Jenewa-Mediator perundingan damai Suriah dari Perserikatan Bangsa-Bangsa, Staffan de Mistura berencana bertemu dengan tim presiden terpilih Amerika Serikat, Donald Trump.
“Rencananya adalah bertemu dengan beberapa orang dari tim presiden (terpilih) Trump,” ujar Mistura kepada para wartawan seperti dilansir CNN , Kamis (8/12).
Jika tak ada perubahan pertemuan dilakukan di New York dan Washington. Mistura tidak menjelaskan lebih lanjut mengenai waktu pertemuan tersebut, tapi ia akan berada di AS sampai Selasa pekan depan.
Pernyataan ini dilontarkan setelah Mistura bertemu dengan Dewan Keamanan PBB. Dalam rapat tersebut, Mistura dan anggota dewan sudah memiliki gagasan “bagaimana tim Trump dapat memandang perang terhadap terorisme dengn cara yang sangat efektif.”
Dalam rapat tersebut, DK PBB juga membahas pengumuman Rusia yang mengatakan bahwa tentara Suriah sudah menghentikan operasi di timur Aleppo agar proses evakuasi warga sipil dapat berjalan.

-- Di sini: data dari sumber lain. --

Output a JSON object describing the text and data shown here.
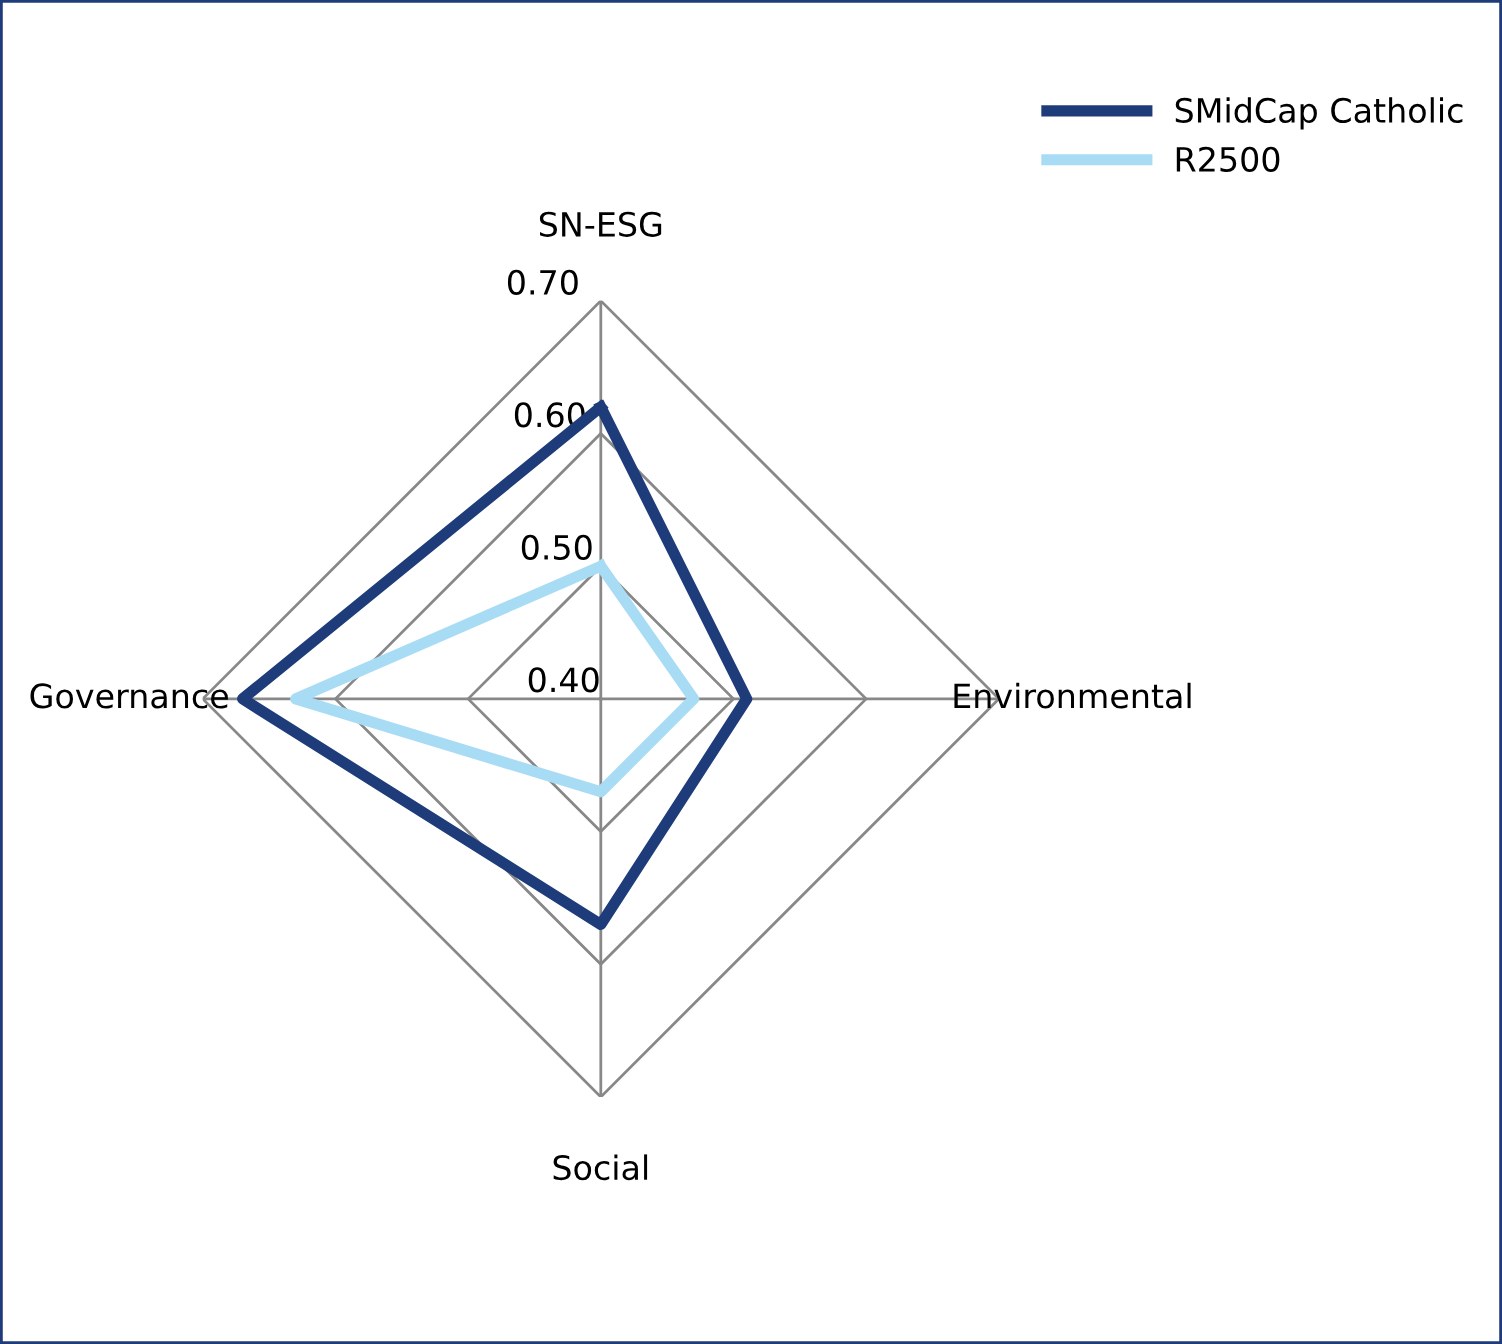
{
  "chart_data": {
    "type": "radar",
    "categories": [
      "SN-ESG",
      "Environmental",
      "Social",
      "Governance"
    ],
    "series": [
      {
        "name": "SMidCap Catholic",
        "color": "#1f3c7a",
        "values": [
          0.62,
          0.51,
          0.57,
          0.67
        ]
      },
      {
        "name": "R2500",
        "color": "#a8dcf5",
        "values": [
          0.5,
          0.47,
          0.47,
          0.63
        ]
      }
    ],
    "ylim": [
      0.4,
      0.7
    ],
    "yticks": [
      {
        "value": 0.4,
        "label": "0.40"
      },
      {
        "value": 0.5,
        "label": "0.50"
      },
      {
        "value": 0.6,
        "label": "0.60"
      },
      {
        "value": 0.7,
        "label": "0.70"
      }
    ],
    "grid": true,
    "legend": "top right"
  }
}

Bulan lalu, Mistura mengatakan bahwa timnya belum begitu memahami arah kebijakan Trump di Timur Tengah. Namun, ada kemungkinan perkembangan mengakhiri perang Suriah jika Trump tetap memegang janjinya untuk menggempur ISIS bersama Presiden Rusia, Vladimir Putin.
Mistura sudah mengemban tugas menjadi penengah perundingan damai Suriah sejak Juli 2014, menggantikan mantan Sekretaris Jenderal PBB, Kofi Annan, dan kemudian Lakhdar Brahimi yang menyerah dalam kebuntuan jalan untuk mengakhiri perang ini.